Friday, June 22, 2007

Samsung targets IBM, but with a squirt gun?

There is an interesting dichotomy between the US and Korea in one area. For the past 14 years the only way it was guaranteed that the word "patent" would be mentioned in a newscast was an offhanded comment to wrap up the business or technology segment with a line like "IBM was ranked first by the US patent office for the most applications last year…"
The annual story is mirrored in Korea, but takes the form of two stories. One, "Samsung ranked second [or third, or fourth] in the number of patent filings in the United States, just missing the leader IBM by….". The local focus is understandable, but then there is the second article that reliably pops up sometimes before the next ranking. This one usually goes "Samsung plans to be the top US patent applicant in two [or three, or ten] years…"
The Korea Times has translated this year's version of the second story into English for the world to see:
Samsung Electronics has set an ambitious goal of ending IBM's 14-year dominance as the United States' top patent holder within two or three years, its patent manager said. 

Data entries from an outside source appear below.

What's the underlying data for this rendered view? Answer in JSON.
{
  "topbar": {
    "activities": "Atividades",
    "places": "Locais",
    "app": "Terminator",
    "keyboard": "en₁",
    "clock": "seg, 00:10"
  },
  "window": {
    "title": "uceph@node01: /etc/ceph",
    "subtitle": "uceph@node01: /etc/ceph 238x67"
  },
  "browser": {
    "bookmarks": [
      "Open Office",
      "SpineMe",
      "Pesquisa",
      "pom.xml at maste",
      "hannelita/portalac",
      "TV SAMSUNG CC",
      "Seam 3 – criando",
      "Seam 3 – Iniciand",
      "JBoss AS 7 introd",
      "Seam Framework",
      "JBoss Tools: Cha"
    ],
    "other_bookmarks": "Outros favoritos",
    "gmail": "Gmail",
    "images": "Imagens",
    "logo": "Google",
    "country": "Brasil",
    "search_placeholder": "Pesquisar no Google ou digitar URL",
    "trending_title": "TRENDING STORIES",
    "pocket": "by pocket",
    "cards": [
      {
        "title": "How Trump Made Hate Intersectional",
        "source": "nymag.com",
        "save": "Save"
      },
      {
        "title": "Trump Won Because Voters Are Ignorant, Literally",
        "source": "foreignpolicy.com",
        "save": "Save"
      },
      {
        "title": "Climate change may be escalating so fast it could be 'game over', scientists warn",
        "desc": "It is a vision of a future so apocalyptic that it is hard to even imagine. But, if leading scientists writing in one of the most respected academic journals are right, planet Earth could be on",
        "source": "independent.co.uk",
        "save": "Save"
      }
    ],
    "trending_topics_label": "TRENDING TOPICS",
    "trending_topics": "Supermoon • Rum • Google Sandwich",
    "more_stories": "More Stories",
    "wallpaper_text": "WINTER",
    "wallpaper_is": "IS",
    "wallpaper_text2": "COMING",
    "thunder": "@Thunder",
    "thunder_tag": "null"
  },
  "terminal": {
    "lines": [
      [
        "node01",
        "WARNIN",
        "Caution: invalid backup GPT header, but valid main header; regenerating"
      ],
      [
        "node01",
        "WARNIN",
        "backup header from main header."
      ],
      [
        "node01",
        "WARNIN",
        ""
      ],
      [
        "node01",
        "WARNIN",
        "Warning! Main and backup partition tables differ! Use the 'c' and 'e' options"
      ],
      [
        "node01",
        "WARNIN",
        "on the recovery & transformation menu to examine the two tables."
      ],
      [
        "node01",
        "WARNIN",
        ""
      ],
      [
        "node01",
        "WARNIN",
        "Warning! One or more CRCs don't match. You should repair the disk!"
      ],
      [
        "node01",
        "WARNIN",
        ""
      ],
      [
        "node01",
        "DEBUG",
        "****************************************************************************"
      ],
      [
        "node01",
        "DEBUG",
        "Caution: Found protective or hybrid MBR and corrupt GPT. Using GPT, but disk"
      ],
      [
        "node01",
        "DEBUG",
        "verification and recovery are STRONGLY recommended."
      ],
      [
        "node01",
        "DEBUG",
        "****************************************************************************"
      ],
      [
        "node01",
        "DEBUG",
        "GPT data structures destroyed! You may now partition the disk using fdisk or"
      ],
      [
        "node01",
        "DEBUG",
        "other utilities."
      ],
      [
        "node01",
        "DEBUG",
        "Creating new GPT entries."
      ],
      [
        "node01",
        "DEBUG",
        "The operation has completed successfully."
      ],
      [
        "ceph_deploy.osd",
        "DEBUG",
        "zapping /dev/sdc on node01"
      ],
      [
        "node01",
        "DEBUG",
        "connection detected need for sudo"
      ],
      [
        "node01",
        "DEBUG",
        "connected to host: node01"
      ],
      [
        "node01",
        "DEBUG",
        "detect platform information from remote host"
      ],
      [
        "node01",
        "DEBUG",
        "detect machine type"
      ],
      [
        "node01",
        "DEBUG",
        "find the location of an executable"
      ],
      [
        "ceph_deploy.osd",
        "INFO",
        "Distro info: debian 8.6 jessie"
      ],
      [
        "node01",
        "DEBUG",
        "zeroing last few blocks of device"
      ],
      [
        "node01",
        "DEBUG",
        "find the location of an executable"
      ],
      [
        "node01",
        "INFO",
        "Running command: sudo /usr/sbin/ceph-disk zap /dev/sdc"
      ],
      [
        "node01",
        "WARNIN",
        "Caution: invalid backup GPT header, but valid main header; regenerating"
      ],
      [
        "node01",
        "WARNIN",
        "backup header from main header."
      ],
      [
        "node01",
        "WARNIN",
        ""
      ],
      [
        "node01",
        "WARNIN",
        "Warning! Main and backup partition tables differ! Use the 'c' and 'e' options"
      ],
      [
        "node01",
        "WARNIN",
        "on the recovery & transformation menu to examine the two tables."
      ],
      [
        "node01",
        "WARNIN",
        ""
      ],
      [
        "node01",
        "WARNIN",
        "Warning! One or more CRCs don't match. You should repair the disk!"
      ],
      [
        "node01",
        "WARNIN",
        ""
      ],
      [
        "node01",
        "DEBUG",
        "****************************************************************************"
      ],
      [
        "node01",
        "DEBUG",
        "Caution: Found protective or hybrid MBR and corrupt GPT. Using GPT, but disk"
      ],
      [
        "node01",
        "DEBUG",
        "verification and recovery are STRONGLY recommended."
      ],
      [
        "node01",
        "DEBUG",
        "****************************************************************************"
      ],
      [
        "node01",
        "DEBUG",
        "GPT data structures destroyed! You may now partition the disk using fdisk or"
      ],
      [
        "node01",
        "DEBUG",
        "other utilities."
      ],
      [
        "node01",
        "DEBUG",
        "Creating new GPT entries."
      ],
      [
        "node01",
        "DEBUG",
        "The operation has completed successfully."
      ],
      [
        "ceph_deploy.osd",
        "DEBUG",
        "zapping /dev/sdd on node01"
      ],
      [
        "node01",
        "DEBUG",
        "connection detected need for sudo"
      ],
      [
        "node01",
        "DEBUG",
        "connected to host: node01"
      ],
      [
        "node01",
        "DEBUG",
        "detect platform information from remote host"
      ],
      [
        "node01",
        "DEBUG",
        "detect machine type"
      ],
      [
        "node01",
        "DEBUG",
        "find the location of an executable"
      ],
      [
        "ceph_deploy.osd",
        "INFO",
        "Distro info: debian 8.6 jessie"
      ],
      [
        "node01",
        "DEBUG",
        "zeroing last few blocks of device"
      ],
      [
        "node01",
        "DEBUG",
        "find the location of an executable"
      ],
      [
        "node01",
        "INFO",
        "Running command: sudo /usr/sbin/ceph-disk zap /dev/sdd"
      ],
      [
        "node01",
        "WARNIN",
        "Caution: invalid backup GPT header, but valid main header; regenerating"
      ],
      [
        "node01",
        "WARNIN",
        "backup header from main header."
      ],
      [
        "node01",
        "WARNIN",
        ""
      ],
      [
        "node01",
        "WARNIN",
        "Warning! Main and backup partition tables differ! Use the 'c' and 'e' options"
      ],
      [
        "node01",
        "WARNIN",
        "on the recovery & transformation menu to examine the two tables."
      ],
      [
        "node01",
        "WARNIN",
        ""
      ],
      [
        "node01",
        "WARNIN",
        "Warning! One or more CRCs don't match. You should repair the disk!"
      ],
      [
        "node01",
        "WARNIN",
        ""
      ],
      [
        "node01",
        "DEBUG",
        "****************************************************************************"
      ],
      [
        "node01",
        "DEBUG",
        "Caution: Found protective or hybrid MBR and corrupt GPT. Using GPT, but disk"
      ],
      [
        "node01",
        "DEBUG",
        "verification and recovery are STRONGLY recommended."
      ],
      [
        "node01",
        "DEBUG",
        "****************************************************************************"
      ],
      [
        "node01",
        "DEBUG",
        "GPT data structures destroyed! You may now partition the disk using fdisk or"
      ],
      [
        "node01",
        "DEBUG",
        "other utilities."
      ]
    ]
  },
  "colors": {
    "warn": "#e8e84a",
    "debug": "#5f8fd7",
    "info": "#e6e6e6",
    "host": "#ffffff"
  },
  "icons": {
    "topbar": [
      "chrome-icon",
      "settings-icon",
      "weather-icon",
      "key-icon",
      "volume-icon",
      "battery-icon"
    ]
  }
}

The versatile electronics maker was the closest rival to IBM last year, receiving 2,453 U.S. patents against IBM's 3,651. And it won't take too long to take IBM down from the throne, said Lee Dong-geun, general manager of Samsung's intellectual property strategy group. 


"We will soon be competing with IBM for the top place. In two or three years, we will produce more patents than IBM,'' Lee said in a recent meeting with reporters in Seoul…The number of U.S. patents is one of the most frequently used indicators of a firm's technological competence.
That last one is the key to why all this ink in spilled about Samsung's plans. It's a product of the economic nationalism in Korea and the need to be seen as number one. In this case the assumption is, if you lead in patent applications you lead in innovation. If only that was the case.
Consider this line from Mr. Lee, Samsung's patent head, in the same story above:
"We still pay more royalties than what we receive. I think we will be able to break-even around 2015,'' he said, adding that a single laptop PC, for example, is built on more than 1,000 patents that needed to be paid royalty
A line like that really makes me question what is the VALUE of the patents Samsung has been filing. To boil this down, who would you consider more innovative, the guy who has 100 patents and gets US$1 in royalties for each, or the guy who has 1 patent worth US$100 in royalties? I would lean toward the latter.
In addition to this, consider this 2004 interview in Managing Intellectual Property by one of Mr. Lee's predecessors, Han Kap-tae. This is the way he spells out Samsung's patent strategy:
At one time, when we received a patent claim from another company, we did not have any idea how to deal with the situation. It was quite natural that our strategy was focused on how we could pay less. But now we have a relatively good patent portfolio. This means that we can counter-claim against other companies, which leads us to have more cross-licenses. We changed our strategy to become more aggressive. We think that having good patents is the best strategy.
So Samsung's definition of a "good" patent portfolio is not one lucrative in royalties, but rather one that serves as a good defense against competing patent claims brought against it.
A bit of circumstantial evidence indicates this is still Samsung's model. In the past few years Samsung signed a number of bilateral patent pools with companies around the world, such as Sony and Microsoft. These pools can easily be interpreted as a defense similar to what Mr. Han was describing.
Finally, consider the recent Business Week "Innovation" cover story. In one of the articles they discuss the use of patents, and how applicable they are to measuring how innovative a company actually is. To its credit, Samsung actually ranks very high in a cited Boston Consulting Group survey measuring how often other patents cite the patents.
This is good news for Samsung, but a detail gives me pause:
Even though technology patents, which protect functions, are far more common in number, the five most-cited patents for the top two companies on our [2006] list—Samsung Electronics and Nike—were all "design" patents. Design patents only cover an item's look or form.
Now this may seem like a denial of some pretty strong evidence in Samsung's favor, however Nike is pretty far from the top of the USPTO "biggest filers" list, which reinforces my initial reaction that being on the top of the list is a hollow achievement. More over consider Samsung's actual target…IBM.
IBM was never known for its design prowess. Yet it is consistently recognized for being one of the most innovative companies in the middle to late 20th Century, and even arguably today. One of IBM's cornerstones was technological innovation, yet design innovation was relegated to boxy vs. angular. Even today, IBM's patents are more technical in nature than design, not to mention their actual physical product line-up is almost laterally a shadow of itself.
So if Samsung does unseat IBM, I expect the local press to crown Samsung as "World's Most Innovative". However given that effort was based on design patents and technological patents with limited market value, I will need a mine, not a grain, of salt to swallow it.